In Miami, he was a staff announcer on WCKT (channel 7) and hosted a kiddie show called Bobsville.

After his first national hosting job on the game Make a Face (ABC, 1961–1962), Clayton assumed announcing duties on the long-running NBC game Concentration in 1963, and took over hosting duties on the show in January 1969 as successor to original emcee Hugh Downs. He was replaced in March 1969 by Ed McMahon, but returned in September 1969 after viewer outrage and declining audience ratings.

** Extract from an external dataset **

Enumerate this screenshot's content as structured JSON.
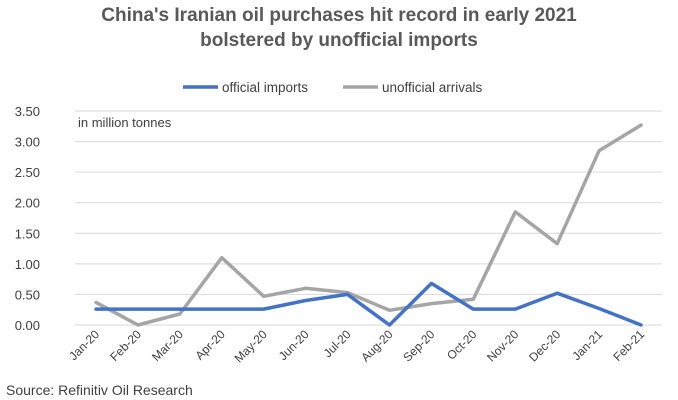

Clayton also had a brief flirtation with the movies when he played the bell captain in Jerry Lewis' 1960 film, The Bellboy, which was shot on location in Miami.

==Later work==
After the cancellation of Concentration, Clayton served as announcer on several shows created by Bob Stewart, including the Pyramid series of games, beginning with CBS' The $10,000 Pyramid in 1973. Pyramid began airing the Monday after the final episode of Concentration aired, in the same time slot, though on another network. Other Stewart shows he did included Blankety Blanks, Shoot for the Stars and Pass the Buck.

==Personal life==
He was married to Tahitian dancer Mireille of the Mai-Kai Restaurant in Fort Lauderdale.

==Death==
On November 1, 1979, Clayton died of cardiac arrest.